Book Recommendations · reading · Reading & Writing

The Goldfinch

What is it about these kinds of books?  I think I can say that I loved everything about this book – wait, probably not everything.  The characters were shady and I didn’t always like them.  But their shadiness is what made the book work, so I guess I can say that I liked them.

Now I want to know everything about antiques and become a dealer.  I want to be an art expert and open my own gallery.  This novel was so descriptive that I felt like I was in a dusty old antique shop or roaming an art gallery with Theo and his mother.

But let me back up and try to give you a brief synopsis without giving anything away.  This is the story of Theo Decker, a thirteen year old New Yorker living with his beautiful mother.  Theo’s mother is killed in a horrific accident in which Theo is also injured.  While waiting for help, Theo connects with an old man who encourages him to find his business partner, gives him a very special ring, and tells him to take a valuable painting and keep it safe.

This painting is The Goldfinch, a small but world renowned pieced. Throughout this novel, this becomes the one tie that he is able to keep to his mother while his life spins out of control.

The characters that Tartt created are unforgettable.  The fabulously rich Barbours, who take Theo in when he has no one and no way to reach his father.  His father, an alcoholic, drug addicted gambler who selfishly takes Theo away from the Barbours and moves him to Vegas and subsequently neglects him.  Vegas is where he meets Boris, another young boy who lost his mother to death, and lives with his father who abuses and neglects him.

Boris and Theo are trouble on wheels.  They consume so much alcohol that it boggled my mind.  The drugs they take set Theo up for a lifetime of addiction.  I had a love/hate relationship with Boris.  He seemed to genuinely care for Theo, but he certainly showed it in odd ways.  But, as I said earlier, Boris is unforgettable and he is a pivotal part of Theo’s life.

Without sharing any of the harrowing details, Theo ends up back in New York and has no idea where to go.  Before leaving NY, he had struck up a friendship with Hobie, the business partner of the old man who he met during the accident.  Hobie is still working in the antique shop and is probably the kindest man on the face of the earth.  Hobie takes him in and there he lives, learning the antiques trade while continuing to be addicted to pills.

And still, the painting is always on Theo’s mind.  He is obsessed with keeping it safe; and this obsession leads him down dangerous paths and to seedy characters.

While I loved the atmosphere of this book, I did think a lot about addiction and people that have addictions.  Addictions have been around for eons, but it seems particularly relevant today.  The northeast is experiencing a huge heroin epidemic and New Hampshire has seen a dramatic uptick in heroin overdoses.  I always welcome the opportunity to see addiction in a new light, especially when it introduces a new way of thinking about how people become addicted.

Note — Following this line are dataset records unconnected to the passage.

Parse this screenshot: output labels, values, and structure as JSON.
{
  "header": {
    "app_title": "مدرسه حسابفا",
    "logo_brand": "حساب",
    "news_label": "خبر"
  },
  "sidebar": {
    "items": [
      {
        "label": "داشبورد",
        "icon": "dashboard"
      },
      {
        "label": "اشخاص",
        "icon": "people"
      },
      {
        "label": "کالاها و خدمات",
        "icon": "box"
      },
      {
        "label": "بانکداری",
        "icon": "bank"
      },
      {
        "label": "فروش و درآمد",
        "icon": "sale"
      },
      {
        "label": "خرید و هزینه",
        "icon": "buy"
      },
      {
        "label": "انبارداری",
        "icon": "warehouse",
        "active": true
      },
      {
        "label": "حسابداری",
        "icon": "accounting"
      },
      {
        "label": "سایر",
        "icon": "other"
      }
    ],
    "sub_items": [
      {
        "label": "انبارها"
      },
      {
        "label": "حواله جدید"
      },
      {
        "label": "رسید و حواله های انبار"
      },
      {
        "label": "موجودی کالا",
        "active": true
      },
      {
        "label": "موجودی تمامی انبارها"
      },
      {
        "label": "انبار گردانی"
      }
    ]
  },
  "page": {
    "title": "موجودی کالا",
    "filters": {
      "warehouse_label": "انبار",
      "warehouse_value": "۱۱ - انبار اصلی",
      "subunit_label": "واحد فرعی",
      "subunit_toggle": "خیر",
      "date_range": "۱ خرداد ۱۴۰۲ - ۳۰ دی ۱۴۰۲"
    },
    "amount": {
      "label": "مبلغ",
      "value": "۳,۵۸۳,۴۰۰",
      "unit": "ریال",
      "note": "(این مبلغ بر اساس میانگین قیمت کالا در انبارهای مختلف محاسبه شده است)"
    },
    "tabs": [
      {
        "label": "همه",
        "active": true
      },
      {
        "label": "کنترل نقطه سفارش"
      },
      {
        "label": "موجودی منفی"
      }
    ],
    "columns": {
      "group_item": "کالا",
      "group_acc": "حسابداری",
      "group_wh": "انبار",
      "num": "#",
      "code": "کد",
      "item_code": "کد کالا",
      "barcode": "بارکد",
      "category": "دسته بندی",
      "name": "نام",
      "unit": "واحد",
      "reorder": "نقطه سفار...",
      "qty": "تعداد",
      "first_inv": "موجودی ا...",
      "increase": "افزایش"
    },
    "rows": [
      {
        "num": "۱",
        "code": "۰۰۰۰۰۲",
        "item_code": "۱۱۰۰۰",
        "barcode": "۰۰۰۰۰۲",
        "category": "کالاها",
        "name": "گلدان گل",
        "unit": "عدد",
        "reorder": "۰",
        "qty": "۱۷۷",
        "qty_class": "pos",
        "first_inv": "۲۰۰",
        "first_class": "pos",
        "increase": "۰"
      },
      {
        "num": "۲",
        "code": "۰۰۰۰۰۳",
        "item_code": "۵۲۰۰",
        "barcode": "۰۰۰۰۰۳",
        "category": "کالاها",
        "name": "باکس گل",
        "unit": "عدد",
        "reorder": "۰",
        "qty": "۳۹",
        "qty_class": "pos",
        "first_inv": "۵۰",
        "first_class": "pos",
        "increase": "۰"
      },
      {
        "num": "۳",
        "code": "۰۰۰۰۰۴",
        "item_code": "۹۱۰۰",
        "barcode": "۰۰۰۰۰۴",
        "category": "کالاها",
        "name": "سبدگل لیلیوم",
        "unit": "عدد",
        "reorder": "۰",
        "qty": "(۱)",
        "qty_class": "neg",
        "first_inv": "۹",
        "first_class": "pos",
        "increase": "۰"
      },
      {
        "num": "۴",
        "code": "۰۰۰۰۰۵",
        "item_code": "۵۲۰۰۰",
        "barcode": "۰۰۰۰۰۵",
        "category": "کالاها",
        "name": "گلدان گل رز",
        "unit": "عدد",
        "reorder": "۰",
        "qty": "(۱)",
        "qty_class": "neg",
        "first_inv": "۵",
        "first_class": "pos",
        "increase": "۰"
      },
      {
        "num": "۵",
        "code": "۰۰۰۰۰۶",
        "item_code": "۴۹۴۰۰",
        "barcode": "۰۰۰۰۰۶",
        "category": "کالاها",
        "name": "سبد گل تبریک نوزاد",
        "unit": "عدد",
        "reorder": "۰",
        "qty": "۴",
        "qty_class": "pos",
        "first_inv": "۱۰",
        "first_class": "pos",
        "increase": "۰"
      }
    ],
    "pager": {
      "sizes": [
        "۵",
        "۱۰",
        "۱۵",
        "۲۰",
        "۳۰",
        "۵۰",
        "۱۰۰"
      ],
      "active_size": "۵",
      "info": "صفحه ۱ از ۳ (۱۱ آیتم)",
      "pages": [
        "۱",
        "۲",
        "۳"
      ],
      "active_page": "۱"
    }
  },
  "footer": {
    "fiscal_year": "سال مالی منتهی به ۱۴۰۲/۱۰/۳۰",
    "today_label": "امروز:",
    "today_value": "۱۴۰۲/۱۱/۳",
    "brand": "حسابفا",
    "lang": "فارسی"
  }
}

Friends, I couldn’t put this book down.  It was incredible.  It was life changing (dramatic?  yes, but true).  It swept me up into a world that I know little about and kept me there, just waiting until 8pm every day when I could visit it again.  It made me want to read everything by Donna Tartt.  I read the Secret History a while back and LOVED it.  So now I need to read The Little Friend – which looks horrifying.  And I want to find all of the books set in antique shops and devour them as well!  Any recommendations??